Breakthrough as Timor's remaining IDP camp begins to close Source: United Nations Integrated Mission in Timor-Leste (UNMIT) Date: 02 Jul 2009 - Dili, 02 July, 2009- As Timor-Leste's last major internally displaced persons camp begins to close, the nation starts to grapple with the longer term consequences of the three-year displacement.
More than three years after families fled to shelters for safety following the Timor-Leste crisis of April/May 2006, one of the largest camps formed as a result of the mass displacement of people has begun to close. About 700 families began to leave the Metinaro camp for internally displaced people (IDPs) on Wednesday 17 June after accepting the Government national recovery package.
To prepare for the move, the Government, through the Ministry of Social Solidarity (MSS), and the International Organisation for Migration (IOM), have for several months engaged in intensive dialogue and mediation in the receiving communities to pave the way for the return of the displaced families.

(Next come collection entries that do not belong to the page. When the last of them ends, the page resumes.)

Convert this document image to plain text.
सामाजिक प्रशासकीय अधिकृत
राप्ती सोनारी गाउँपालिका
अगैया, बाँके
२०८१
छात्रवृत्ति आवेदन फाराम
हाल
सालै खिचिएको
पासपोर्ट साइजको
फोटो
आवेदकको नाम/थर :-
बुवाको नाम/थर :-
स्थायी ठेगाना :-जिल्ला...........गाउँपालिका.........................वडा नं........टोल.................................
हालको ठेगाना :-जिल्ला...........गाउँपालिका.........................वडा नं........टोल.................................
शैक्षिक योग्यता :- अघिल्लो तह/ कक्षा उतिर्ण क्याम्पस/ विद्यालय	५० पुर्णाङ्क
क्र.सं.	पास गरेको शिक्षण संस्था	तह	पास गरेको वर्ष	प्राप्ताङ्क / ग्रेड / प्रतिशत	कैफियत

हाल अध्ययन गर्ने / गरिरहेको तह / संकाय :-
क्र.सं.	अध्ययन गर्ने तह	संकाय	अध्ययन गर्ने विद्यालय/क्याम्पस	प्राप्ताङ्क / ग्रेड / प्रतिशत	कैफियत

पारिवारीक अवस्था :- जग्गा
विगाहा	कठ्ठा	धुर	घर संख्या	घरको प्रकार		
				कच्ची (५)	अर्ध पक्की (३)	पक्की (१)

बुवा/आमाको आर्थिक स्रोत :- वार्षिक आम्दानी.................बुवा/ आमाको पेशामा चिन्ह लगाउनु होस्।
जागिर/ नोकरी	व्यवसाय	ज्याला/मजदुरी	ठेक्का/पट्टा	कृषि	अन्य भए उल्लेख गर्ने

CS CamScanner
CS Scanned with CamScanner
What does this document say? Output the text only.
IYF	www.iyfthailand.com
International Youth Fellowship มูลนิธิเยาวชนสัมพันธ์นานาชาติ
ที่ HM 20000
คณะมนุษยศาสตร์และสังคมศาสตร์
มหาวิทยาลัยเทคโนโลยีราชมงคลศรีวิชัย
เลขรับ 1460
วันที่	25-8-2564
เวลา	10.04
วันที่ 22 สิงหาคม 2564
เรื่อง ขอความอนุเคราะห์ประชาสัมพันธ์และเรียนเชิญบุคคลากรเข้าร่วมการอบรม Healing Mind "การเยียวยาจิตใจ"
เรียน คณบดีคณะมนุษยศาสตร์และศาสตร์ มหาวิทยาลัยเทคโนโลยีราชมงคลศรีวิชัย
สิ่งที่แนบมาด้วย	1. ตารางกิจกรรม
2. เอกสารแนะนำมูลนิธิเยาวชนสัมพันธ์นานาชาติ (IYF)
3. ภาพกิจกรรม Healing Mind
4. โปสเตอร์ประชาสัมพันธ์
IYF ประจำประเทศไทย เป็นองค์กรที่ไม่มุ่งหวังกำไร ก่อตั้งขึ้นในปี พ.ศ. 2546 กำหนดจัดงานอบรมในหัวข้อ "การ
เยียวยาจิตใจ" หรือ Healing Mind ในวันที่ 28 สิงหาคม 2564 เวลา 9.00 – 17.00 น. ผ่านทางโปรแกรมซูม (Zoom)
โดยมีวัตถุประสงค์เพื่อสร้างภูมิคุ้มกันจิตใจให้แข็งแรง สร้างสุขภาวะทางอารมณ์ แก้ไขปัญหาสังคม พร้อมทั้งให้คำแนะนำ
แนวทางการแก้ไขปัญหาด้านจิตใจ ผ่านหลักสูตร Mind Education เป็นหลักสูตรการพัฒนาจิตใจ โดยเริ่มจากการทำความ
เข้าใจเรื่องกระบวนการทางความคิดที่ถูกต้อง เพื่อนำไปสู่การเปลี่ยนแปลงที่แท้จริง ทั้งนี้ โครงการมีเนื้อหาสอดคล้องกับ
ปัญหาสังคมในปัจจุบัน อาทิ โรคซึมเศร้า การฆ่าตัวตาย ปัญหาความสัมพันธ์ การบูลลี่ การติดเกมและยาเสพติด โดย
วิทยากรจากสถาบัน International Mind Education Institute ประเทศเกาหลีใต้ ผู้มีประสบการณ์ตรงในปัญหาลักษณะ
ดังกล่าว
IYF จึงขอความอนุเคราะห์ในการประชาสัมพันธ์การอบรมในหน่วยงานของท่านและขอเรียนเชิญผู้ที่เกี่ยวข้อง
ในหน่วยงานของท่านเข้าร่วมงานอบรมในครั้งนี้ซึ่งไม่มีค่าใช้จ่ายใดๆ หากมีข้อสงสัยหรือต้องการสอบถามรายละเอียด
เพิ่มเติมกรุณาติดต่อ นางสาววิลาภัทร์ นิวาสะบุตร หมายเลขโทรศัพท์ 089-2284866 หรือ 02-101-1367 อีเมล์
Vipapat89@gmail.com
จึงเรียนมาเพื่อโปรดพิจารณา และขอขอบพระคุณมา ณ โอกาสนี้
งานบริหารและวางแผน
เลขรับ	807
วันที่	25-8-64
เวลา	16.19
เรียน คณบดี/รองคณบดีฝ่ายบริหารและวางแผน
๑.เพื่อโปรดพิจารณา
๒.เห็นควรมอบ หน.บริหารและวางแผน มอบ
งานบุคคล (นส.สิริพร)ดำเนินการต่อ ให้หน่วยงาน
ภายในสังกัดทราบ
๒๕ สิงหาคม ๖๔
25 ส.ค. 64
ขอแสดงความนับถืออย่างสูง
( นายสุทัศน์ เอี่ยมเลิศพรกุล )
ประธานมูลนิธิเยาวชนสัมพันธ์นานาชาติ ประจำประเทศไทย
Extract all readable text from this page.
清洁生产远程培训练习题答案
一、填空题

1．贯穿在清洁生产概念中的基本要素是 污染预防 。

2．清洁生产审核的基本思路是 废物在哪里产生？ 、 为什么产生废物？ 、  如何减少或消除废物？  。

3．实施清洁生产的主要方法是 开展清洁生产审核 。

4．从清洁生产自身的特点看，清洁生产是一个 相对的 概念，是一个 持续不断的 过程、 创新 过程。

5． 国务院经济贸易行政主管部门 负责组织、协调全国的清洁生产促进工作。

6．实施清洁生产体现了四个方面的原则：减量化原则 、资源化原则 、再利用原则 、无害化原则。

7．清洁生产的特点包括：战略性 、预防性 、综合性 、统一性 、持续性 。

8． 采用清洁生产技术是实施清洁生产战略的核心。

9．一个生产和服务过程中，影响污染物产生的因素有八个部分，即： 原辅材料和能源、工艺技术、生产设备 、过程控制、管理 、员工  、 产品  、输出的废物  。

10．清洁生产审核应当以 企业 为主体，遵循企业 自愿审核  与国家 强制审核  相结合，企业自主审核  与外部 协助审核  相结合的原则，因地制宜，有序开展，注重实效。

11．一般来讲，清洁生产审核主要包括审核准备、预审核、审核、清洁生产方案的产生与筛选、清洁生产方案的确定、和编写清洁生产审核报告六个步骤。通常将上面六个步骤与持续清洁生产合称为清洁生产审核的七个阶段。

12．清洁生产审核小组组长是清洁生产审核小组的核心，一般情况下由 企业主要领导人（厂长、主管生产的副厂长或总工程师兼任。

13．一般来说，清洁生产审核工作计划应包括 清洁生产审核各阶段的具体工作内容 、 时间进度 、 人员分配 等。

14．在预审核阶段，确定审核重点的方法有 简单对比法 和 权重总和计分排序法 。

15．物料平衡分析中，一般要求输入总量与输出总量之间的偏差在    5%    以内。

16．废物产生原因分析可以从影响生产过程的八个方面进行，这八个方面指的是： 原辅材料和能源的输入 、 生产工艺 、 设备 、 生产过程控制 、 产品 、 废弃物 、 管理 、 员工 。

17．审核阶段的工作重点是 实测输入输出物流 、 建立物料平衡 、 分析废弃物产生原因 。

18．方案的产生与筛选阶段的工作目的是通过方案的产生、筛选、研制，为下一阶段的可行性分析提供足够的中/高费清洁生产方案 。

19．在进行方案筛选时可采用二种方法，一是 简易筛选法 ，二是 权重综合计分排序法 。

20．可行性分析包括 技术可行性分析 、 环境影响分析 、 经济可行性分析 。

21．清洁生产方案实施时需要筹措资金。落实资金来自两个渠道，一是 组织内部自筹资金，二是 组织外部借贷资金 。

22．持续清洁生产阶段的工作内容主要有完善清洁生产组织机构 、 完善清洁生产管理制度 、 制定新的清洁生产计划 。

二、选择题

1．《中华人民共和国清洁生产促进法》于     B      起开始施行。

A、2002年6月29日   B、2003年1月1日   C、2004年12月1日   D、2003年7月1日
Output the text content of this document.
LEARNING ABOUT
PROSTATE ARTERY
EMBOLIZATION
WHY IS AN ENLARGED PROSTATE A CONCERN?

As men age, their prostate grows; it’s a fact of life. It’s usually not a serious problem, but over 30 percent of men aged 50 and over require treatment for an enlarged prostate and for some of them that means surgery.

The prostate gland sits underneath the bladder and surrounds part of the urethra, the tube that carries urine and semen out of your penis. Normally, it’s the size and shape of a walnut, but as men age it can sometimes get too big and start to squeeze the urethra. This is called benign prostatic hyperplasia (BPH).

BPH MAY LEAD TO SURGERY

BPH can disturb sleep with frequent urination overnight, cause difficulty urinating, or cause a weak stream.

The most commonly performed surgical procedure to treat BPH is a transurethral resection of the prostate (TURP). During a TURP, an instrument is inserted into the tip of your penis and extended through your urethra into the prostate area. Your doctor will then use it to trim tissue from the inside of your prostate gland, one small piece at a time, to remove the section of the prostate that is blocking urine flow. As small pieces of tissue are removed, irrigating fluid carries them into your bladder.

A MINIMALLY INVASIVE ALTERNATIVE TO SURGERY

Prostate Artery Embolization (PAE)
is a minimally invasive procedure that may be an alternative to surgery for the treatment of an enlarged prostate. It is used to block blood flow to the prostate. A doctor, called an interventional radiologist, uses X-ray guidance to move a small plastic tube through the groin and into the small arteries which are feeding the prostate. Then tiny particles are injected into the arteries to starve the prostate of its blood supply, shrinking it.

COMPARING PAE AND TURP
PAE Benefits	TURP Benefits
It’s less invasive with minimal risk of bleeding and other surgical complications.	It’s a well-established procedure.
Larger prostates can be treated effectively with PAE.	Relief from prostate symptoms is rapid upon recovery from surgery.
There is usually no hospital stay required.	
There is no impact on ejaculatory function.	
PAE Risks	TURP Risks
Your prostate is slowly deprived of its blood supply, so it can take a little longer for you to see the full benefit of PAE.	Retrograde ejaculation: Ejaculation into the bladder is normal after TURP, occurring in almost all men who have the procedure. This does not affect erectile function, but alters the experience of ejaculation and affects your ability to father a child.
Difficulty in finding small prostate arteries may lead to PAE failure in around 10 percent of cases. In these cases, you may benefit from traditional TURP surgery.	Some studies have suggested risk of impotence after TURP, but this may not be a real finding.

Monitors from various organizations including IOM, the Norwegian Refugee Council, UNMIT, The Office of the Provedor for Human Rights and Justice, Catholic Relief Services, Care and local NGO Belun have been closely observing the return of the families. The monitors are each assigned a family, who they accompany on their return home. "Continued monitoring of the returned families will be critical in identifying and mitigating potential conflict in their communities," said Louis Gentile, Timor-Leste Representative of the UN High Commissioner for Human Rights.
The return of IDPs from the Metinaro camp will bring the total number of families who have received a recovery or reintegration package under the Hamutuk Hari'i Futuru National Recovery Strategy to more than 13,500. While the closure of the last and largest of the 65 IDP camps can be seen as a symbolic end to the 2006 crisis, it does not signal the end of the displacement; there are still over 2,480 individuals living in transitional shelters.
"We must consider the long-term impact that the displacement has had," said Louis Gentile. "In his December 2008 visit, the Special Rapporteur of the Secretary-General on the Human Rights of IDPs highlighted that there are still many fundamental underlying issues and challenges to be resolved if the return of IDPs is to be sustainable."
In the short-term, these challenges include ensuring the protection of returnees, finding a solution for the IDPs still in transitional camps and continued engagement through dialogue.
The longer-term challenges are somewhat more far-reaching. They will require the adoption of national land laws and efficient mechanisms to regulate land and property disputes, sufficient investment in infrastructure to grant access to basic services to all community members, and ensuring justice and accountability for the crimes that led to the original displacement.